Health and wellness startup Curefit is the 36th startup to enter the unicorn club, after raising $50 million in cash from food delivery app Zomato. The total deal size is $100 million.

A unicorn, in startup parlance, is a company valued at or over a billion dollars. Curefit breached this mark with the latest round and is now valued at $1.5 billion.

Zomato also invested $50 million in Magicpin for a 16% stake and $75 million in Shiprocket for an 8% stake. Prior to this, the company invested $100 million in Grofers.

Curefit’s deal with Zomato is two-way though. Zomato sold sports facilities provider Fitso — which it acquired for $10 million (₹80 crore) in January this year — to Curefit for $50 million. Separately, the publicly listed company also invested an additional $50 million cash in Curefit.

CureFit was last valued at approximately $850-900mn when it signed a deal with Tata Digital for $75mn. CureFit was co-founded in 2016 by Mukesh Bansal (a startup veteran who founded Myntra) and Ankit Nagori, the former chief business officer of Flipkart. As part of the deal with the Tatas, Bansal was inducted on the board of Tata Digital as President. He is playing a key role in the roll out of the Tata Digital superapp as well as future M&As.

Zomato now plans to explore synergies with Curefit, as it looks to ramp up its health food play. 

“In order to cultivate a great long-term partnership with Curefit, we are also investing cash in Curefit. Net $50 million cash investment plus value of the Fitso business (worth $50 million) will give us a cumulative shareholding worth $100 million in Curefit (6.4% shareholding in Curefit). This will help us potentially explore cross-selling benefits between Zomato and Curefit, as we see food and health becoming the same side of the coin in the long term,” said Goyal. 
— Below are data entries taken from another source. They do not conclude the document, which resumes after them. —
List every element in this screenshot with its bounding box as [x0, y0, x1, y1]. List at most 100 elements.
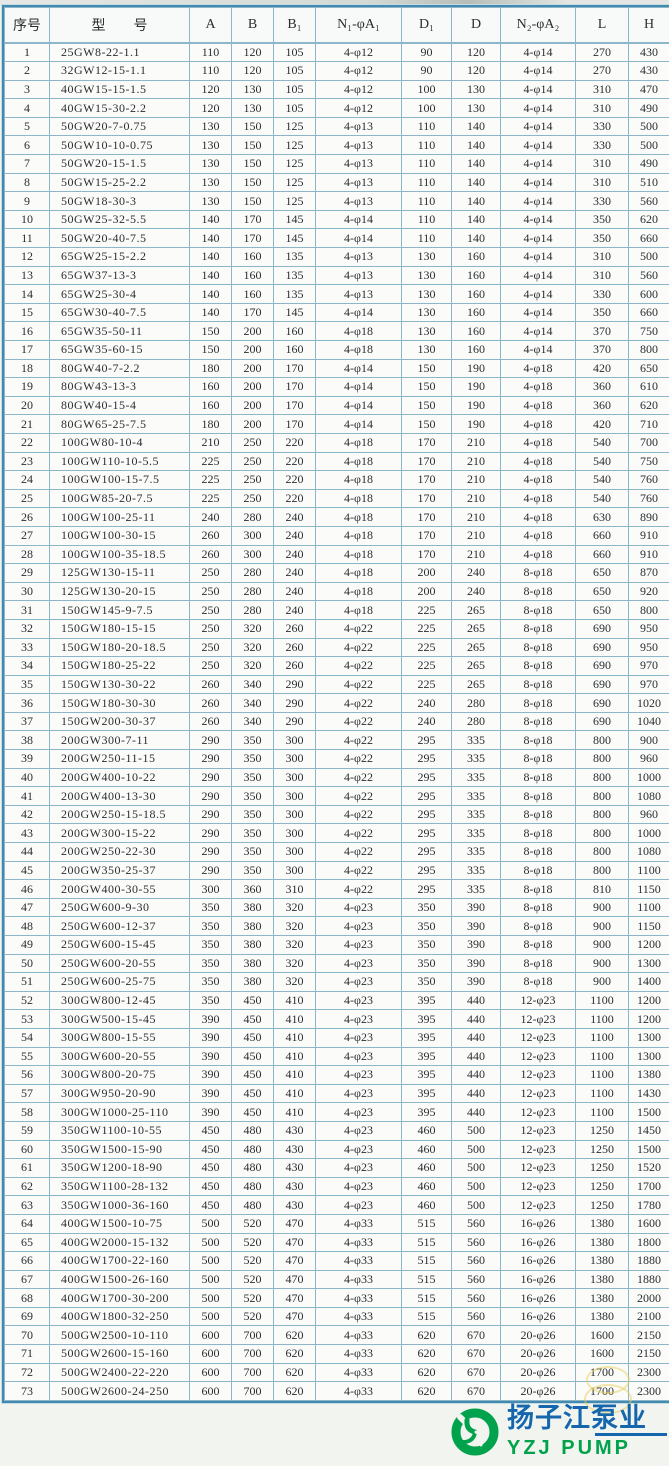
table-cell: 8-φ18 — [500, 860, 576, 881]
table-cell: 59 — [4, 1120, 50, 1141]
table-cell: 1200 — [628, 990, 669, 1011]
table-cell: 130 — [451, 79, 501, 100]
table-cell: 310 — [575, 98, 629, 118]
table-cell: 4-φ18 — [315, 321, 402, 341]
table-cell: 8-φ18 — [500, 711, 576, 732]
table-cell: 900 — [575, 972, 629, 992]
table-cell: 8-φ18 — [500, 656, 576, 676]
table-cell: 105 — [273, 98, 316, 118]
table-cell: 8-φ18 — [500, 637, 576, 658]
table-cell: 700 — [231, 1381, 274, 1401]
table-cell: 145 — [273, 209, 316, 230]
table-cell: 53 — [4, 1009, 50, 1029]
table-cell: 140 — [189, 302, 232, 323]
table-cell: 4-φ23 — [315, 1009, 402, 1029]
table-cell: 1100 — [575, 1046, 629, 1067]
table-cell: 100 — [401, 79, 452, 100]
table-cell: 225 — [189, 488, 232, 509]
table-cell: 350 — [575, 302, 629, 323]
table-cell: 900 — [575, 916, 629, 936]
table-row: 57 300GW950-20-90 390 450 410 4-φ23 395 440 12-φ… — [4, 1083, 669, 1104]
table-cell: 800 — [575, 749, 629, 769]
model-cell: 300GW1000-25-110 — [49, 1102, 190, 1122]
table-row: 9 50GW18-30-3 130 150 125 4-φ13 110 140 4-φ14 330… — [4, 191, 669, 211]
table-cell: 690 — [575, 637, 629, 658]
table-cell: 125 — [273, 191, 316, 211]
table-cell: 430 — [273, 1176, 316, 1197]
table-cell: 1880 — [628, 1251, 669, 1271]
table-cell: 395 — [401, 1046, 452, 1067]
table-cell: 12-φ23 — [500, 1083, 576, 1104]
table-cell: 290 — [189, 842, 232, 862]
table-cell: 145 — [273, 228, 316, 249]
table-cell: 540 — [575, 432, 629, 453]
table-cell: 4-φ23 — [315, 1158, 402, 1178]
table-row: 29 125GW130-15-11 250 280 240 4-φ18 200 240 8-φ1… — [4, 563, 669, 583]
table-cell: 150 — [231, 135, 274, 156]
table-cell: 1600 — [575, 1325, 629, 1346]
table-cell: 160 — [451, 247, 501, 267]
table-cell: 300 — [231, 525, 274, 546]
table-cell: 390 — [451, 897, 501, 918]
table-cell: 12-φ23 — [500, 1139, 576, 1160]
table-cell: 210 — [451, 544, 501, 565]
table-cell: 1200 — [628, 1009, 669, 1029]
col-header: B — [231, 7, 274, 44]
model-cell: 50GW20-7-0.75 — [49, 116, 190, 137]
table-cell: 63 — [4, 1195, 50, 1215]
table-cell: 4-φ18 — [315, 563, 402, 583]
table-cell: 380 — [231, 972, 274, 992]
table-row: 58 300GW1000-25-110 390 450 410 4-φ23 395 440 12… — [4, 1102, 669, 1122]
table-cell: 1020 — [628, 693, 669, 713]
table-cell: 1080 — [628, 786, 669, 806]
table-cell: 750 — [628, 451, 669, 472]
table-cell: 8-φ18 — [500, 581, 576, 602]
col-header: D₁ — [401, 7, 452, 44]
table-cell: 970 — [628, 674, 669, 695]
table-cell: 27 — [4, 525, 50, 546]
model-cell: 125GW130-15-11 — [49, 563, 190, 583]
table-row: 63 350GW1000-36-160 450 480 430 4-φ23 460 500 12… — [4, 1195, 669, 1215]
table-cell: 260 — [189, 693, 232, 713]
table-cell: 4-φ22 — [315, 767, 402, 788]
table-cell: 4-φ14 — [315, 395, 402, 416]
table-cell: 1700 — [628, 1176, 669, 1197]
table-cell: 140 — [189, 284, 232, 304]
table-cell: 560 — [451, 1251, 501, 1271]
table-cell: 350 — [575, 228, 629, 249]
table-cell: 515 — [401, 1213, 452, 1234]
table-cell: 450 — [231, 1046, 274, 1067]
table-cell: 2100 — [628, 1306, 669, 1327]
table-cell: 8-φ18 — [500, 693, 576, 713]
table-cell: 150 — [231, 191, 274, 211]
table-cell: 350 — [575, 209, 629, 230]
table-cell: 190 — [451, 395, 501, 416]
table-cell: 960 — [628, 749, 669, 769]
table-cell: 700 — [231, 1362, 274, 1383]
table-cell: 4-φ22 — [315, 730, 402, 751]
table-cell: 4-φ18 — [500, 432, 576, 453]
logo-cn-text: 扬子江泵业 — [507, 1402, 647, 1434]
table-cell: 4-φ33 — [315, 1269, 402, 1290]
table-cell: 1100 — [575, 990, 629, 1011]
table-cell: 1200 — [628, 935, 669, 955]
model-cell: 400GW1700-22-160 — [49, 1251, 190, 1271]
table-cell: 43 — [4, 823, 50, 844]
table-cell: 150 — [231, 116, 274, 137]
table-cell: 690 — [575, 693, 629, 713]
table-cell: 310 — [575, 154, 629, 174]
table-cell: 1380 — [575, 1213, 629, 1234]
table-cell: 210 — [451, 507, 501, 527]
table-cell: 390 — [451, 935, 501, 955]
table-cell: 4-φ14 — [500, 284, 576, 304]
model-cell: 150GW180-30-30 — [49, 693, 190, 713]
table-row: 54 300GW800-15-55 390 450 410 4-φ23 395 440 12-φ… — [4, 1027, 669, 1048]
table-cell: 295 — [401, 804, 452, 825]
table-cell: 160 — [451, 321, 501, 341]
table-cell: 1380 — [575, 1251, 629, 1271]
table-cell: 560 — [451, 1288, 501, 1308]
table-cell: 210 — [451, 432, 501, 453]
table-cell: 700 — [231, 1344, 274, 1364]
table-cell: 90 — [401, 61, 452, 81]
table-cell: 210 — [451, 451, 501, 472]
In 2020, Curefit Healthcare raised ₹832 crore in a funding round led by Singapore government backed Temasek and other investors such as  GableHorn Investments and Ascent Capital. Prior to this, the startup had raised $120 million ( ₹832.6 crore) in its Series D round of funding via equity and debt in 2019. The round was led by existing investors Chiratae Ventures (formerly IDG Ventures India), Accel, Kalaari Capital and Oaktree Capital, Cure Fit said in a statement at the time.  

Zomato says that food and health will become the “same side of the coin” going forward, and the two companies could possibly cross promote their products amongst each others’ userbases.